Metaphor and analogy are powerful tools of explanation, but only when the parallels are subtle and extensive. Perhaps becoming CEO of General Electric is like winning the Master’s tournament at Augusta. But the nature and limitations of the comparison are so obvious that nothing is learnt by making it. “Business is just like a round of golf” would be interesting if it were true, but it is not. Good metaphors rest on more than a single point of comparison, and acquire their force from the appreciation of an overall situation created by such successive elaboration. My hopes were not raised by the title If Aristotle Ran General Motors. But, inside its covers, you find an entirely serious discussion of the implications of aspects of Aristotelian ethics for the relationship between a corporation and society. The elaboration of common elements between concepts of civic duty in ancient Athens and modern Detroit is less funny, but much more penetrating, than Michael Moore’s pursuit of similar issues in Roger & Me.

But it is easy to see the problem that confronted Tom Morris, a serious philosopher, when he set out to write that book. The multi-million sales of volumes such as Fish! and Who Moved My Cheese? show there is a large market for business books that is neither demanding nor discriminating, and attracts potboilers full of platitudes such as “Management is about leadership”. Differentiating your product – whether lightweight or not – from many apparently identical titles requires a gimmick, and attributing your thoughts to Lara Croft, Osama bin Laden or Aristotle is one means of grabbing attention.

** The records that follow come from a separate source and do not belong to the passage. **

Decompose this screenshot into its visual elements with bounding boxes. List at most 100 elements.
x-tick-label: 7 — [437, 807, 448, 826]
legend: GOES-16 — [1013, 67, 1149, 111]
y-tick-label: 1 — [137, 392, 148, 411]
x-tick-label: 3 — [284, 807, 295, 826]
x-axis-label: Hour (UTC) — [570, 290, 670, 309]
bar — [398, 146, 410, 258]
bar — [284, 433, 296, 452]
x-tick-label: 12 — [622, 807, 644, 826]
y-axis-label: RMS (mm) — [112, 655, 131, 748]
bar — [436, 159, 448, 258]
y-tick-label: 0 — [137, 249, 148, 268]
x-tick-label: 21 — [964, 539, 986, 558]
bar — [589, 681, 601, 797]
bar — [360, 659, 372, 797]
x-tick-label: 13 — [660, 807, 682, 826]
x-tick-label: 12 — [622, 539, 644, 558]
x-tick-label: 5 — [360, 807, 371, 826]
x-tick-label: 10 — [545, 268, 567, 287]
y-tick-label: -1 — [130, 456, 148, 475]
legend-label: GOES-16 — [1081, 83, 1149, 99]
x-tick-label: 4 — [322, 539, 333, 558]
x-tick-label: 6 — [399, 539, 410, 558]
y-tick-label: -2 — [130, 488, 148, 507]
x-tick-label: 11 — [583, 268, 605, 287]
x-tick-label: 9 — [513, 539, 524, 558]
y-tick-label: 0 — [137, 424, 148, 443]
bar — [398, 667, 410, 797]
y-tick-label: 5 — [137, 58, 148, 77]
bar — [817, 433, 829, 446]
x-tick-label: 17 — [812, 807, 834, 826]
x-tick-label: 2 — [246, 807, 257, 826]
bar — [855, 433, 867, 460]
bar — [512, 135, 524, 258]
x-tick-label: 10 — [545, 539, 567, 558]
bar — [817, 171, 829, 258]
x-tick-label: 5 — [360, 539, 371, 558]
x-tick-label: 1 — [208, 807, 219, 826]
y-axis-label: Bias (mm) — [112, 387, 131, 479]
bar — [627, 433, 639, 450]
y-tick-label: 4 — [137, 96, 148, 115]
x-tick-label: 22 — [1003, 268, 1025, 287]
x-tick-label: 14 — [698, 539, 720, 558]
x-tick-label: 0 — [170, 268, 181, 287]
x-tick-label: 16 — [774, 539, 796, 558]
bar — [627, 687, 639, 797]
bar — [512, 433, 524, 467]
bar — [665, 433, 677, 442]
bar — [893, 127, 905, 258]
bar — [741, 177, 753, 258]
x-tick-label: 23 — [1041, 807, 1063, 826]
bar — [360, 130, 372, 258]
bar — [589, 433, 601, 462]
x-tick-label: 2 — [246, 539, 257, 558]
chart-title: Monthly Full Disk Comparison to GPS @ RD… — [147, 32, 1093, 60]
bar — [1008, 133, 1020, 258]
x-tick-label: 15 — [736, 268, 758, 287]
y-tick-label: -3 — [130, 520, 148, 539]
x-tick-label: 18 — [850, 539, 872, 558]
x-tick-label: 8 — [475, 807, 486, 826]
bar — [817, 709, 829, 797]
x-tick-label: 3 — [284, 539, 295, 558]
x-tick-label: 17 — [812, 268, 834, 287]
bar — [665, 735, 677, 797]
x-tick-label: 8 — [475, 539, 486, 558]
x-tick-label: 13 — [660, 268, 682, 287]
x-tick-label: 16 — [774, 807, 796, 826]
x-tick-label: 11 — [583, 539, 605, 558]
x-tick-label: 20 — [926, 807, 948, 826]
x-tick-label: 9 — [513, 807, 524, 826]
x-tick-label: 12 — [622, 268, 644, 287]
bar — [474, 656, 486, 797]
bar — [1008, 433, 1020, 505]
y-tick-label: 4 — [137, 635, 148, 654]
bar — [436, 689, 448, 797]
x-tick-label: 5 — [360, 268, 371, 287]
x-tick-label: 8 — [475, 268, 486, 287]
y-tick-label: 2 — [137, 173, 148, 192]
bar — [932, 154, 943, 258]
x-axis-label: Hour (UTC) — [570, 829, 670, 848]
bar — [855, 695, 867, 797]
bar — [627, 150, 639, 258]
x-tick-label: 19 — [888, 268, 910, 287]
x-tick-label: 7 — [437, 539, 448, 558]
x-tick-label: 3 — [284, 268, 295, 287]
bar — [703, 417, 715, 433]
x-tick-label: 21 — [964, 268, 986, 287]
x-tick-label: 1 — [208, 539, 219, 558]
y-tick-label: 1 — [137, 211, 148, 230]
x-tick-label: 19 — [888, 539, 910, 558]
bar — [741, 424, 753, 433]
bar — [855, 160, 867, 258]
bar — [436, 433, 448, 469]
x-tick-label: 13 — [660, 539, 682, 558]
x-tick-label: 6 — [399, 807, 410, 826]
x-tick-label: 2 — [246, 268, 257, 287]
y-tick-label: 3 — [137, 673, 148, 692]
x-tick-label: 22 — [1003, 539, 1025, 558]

Amid this desolation, it is reassuring that those popular business books that do have substantive content – Jim Collins’ Good to Great and Built to Last, Larry Bossidy’s Execution – continue to sell. There has been no similar book published this year. You could try Henry Mintzberg’s Managers not MBAs, a sceptical look at business education and business strategy. James Surowiecki’s The Wisdom of Crowds, Paul Seabright’s The Company of Strangers and Martin Wolf’s Why Globalization Works are not business books, but deal with issues central to understanding the business environment.

As executives head for the beach they could do worse than recall Pooh’s advice to the manager: “He delegates work/To those that he trusts/Objectives and organising/Are some of his musts”. But they could also do better.